HE’S cracked it. Sheffield climber Tom Randall is one of two brave Brits who became the first men to conquer the world’s most difficult climb - a 160ft fissure in Utah’s Canyonlands.
Tom, aged 32, and Pete Whittaker, 20, free climbed the Century Crack by squeezing body parts into the gap and shuffling painfully upwards. And they practised for two years in Tom’s cellar to pull it off.
During that time the pair forced themselves through 17,500ft of horizontal upside down climbing, completed 250,000 core and abdominal conditioning movements, did 42,300 pull-ups and bicep curls, and almost 16 hours of static abdominal holds.
Tom, based at Big Stone on Kenwood Park Road, Nether Edge, said he and Pete had to put in the work if they were to have a chance of completing the climb.
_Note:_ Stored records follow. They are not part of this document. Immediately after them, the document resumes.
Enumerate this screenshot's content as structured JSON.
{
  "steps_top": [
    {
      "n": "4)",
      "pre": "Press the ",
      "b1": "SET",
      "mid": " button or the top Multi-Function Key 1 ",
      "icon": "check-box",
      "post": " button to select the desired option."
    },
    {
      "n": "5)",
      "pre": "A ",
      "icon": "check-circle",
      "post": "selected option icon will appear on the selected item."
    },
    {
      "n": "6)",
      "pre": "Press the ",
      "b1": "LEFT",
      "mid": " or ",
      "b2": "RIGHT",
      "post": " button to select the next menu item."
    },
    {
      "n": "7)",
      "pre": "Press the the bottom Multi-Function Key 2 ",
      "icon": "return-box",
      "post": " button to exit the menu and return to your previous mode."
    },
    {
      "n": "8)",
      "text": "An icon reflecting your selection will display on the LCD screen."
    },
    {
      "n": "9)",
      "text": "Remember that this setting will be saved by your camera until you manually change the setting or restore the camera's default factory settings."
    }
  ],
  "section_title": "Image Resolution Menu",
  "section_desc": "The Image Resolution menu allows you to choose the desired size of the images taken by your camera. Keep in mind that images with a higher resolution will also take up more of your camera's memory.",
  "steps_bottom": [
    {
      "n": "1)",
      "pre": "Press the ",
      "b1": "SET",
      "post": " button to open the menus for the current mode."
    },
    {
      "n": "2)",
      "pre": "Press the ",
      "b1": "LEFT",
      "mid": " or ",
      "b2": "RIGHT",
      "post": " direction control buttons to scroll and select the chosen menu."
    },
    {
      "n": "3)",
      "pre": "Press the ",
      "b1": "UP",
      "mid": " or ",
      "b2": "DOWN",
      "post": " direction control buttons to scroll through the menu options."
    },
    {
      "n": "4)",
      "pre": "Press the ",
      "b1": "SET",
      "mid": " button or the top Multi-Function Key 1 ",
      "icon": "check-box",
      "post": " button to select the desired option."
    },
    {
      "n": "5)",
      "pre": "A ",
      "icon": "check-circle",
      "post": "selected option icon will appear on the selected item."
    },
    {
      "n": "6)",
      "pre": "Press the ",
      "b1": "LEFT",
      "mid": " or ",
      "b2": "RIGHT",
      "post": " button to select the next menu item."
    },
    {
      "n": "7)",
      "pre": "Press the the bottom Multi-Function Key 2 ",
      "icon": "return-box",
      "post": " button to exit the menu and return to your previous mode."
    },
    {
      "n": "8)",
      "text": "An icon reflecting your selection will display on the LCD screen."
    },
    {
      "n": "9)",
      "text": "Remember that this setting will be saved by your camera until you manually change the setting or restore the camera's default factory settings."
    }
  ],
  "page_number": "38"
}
He said: “It had to be extreme to the utmost - or we’d never push ourselves close enough to our limits which we knew needed to be reached. I was renovating my house at the time so had a lot of kitchen cupboards and sideboards lying around. We turned them into loads of artificial cracks in my cellar to practise the climb.
“For two years we patiently practised. Six days a week, three hours a day which was a combination of weights, conditioning, normal climbing - a bit of a mixture.”
The majority of the climb is scaled while upside down, with climbers squeezing their legs inverted inside the crack above them the whole way.
“All the work is done by our hands and feet,” said Tom. “Feet work well because they’re around the same width as the crack whereas with our hands we had to stack them together in all sort of bizarre shapes.
“It’s a very specialist type of climbing which not many people do.”